A recente edição europeia do Wall Street Journal vem com duas páginas repletas de descrições e elogios dedicados à cidade Invicta, considerando-a uma cidade “fascinante e charmosa” que é “fácil de amar” e “difícil de deixar”. O artigo faz referência ao centro histórico, que é Património Mundial da UNESCO, com o seu “labirinto de ruas medievais estreitas” que contrasta com um aeroporto moderno e com praias de grande afluência.

Will Lyons é o autor do artigo que enaltece tudo o que de bom o Porto possui. Faz referência às “igrejas góticas, os cafés junto ao rio e a longa tradição de produção e comercialização de vinho”. Assinala também que o Porto não é uma cidade para apressados. Para a visitar, é aconselhável o uso de calçado confortável, pois há que subir muitos degraus.

Como estadia, Lyons aconselha o hotel The Yeatman, uma vez que “oferece vistas espetaculares sobre a cidade e a Ponte D. Luís”. Para os amantes do vinho do Porto, há que explorar as mais de 50 casas dedicadas ao negócio. Uma visita à famosa Estação de São Bento, com a sua decoração rica em azulejos, também é indispensável.

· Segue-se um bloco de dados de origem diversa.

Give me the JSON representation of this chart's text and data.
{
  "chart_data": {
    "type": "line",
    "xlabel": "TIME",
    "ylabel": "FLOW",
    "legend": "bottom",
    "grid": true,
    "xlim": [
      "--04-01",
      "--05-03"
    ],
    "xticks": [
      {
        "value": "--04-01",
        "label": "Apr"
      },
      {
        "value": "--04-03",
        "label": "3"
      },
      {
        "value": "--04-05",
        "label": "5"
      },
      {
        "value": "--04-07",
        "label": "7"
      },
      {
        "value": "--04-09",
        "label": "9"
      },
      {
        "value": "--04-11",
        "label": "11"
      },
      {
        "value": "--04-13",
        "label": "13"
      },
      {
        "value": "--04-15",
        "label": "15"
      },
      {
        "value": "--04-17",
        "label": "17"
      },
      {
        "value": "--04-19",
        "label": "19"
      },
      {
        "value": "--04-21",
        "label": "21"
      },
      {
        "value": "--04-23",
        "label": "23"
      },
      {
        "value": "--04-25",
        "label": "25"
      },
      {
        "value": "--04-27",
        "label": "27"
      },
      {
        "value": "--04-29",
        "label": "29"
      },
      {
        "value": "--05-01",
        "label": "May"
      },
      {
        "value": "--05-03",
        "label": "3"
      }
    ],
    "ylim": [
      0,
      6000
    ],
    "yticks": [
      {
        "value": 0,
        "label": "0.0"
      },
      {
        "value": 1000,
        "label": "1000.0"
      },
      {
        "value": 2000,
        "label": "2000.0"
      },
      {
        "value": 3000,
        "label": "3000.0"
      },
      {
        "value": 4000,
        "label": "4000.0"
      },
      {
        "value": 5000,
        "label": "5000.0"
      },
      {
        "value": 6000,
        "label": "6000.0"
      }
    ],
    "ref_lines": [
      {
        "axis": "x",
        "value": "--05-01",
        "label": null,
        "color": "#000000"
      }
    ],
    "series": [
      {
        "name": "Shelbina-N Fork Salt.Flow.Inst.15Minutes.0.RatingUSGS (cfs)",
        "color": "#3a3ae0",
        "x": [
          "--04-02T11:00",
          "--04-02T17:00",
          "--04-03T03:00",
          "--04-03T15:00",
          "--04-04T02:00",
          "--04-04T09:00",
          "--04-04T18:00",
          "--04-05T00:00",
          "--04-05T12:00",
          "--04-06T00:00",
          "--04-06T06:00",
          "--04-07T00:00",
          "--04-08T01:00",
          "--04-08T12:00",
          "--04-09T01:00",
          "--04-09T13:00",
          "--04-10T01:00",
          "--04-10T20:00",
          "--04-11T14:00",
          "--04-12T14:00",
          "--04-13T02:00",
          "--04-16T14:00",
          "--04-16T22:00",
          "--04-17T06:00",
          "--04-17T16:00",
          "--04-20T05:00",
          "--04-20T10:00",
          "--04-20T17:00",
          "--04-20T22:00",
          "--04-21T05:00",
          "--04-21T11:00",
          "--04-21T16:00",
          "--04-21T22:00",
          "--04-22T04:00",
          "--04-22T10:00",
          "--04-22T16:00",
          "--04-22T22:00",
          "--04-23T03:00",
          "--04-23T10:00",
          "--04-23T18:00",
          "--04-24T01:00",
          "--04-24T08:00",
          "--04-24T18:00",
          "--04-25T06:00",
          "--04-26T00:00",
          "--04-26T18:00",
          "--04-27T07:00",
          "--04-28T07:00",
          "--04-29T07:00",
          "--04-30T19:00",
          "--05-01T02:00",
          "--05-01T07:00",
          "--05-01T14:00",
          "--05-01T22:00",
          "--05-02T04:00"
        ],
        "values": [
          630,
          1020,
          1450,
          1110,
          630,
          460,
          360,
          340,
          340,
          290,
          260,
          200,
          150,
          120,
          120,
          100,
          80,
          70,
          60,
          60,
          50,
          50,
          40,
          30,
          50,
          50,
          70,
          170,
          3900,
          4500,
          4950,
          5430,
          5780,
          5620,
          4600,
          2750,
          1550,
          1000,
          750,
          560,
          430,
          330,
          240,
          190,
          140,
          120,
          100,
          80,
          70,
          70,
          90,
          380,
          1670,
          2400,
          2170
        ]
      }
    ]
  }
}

O Café Majestic é uma visita obrigatória. Nas palavras de Lyons, é “o local ideal para uma tosta ou café enquanto se mergulha na Arte Nova envolvente”. Outras sugestões incluem o Cais da Ribeira, o Museu Serralves de Arte Contemporânea, a Igreja de São Francisco ou até mesmo a Praia da Luz, onde é possível desfrutar de uma taça de vinho ou de uma fatia de bolo de chocolate.

O artigo finaliza com uma sugestão a ter em conta: quando for altura de ir embora, há que assegurar que as malas se encontram cheias de garrafas de vinho do Porto vintage.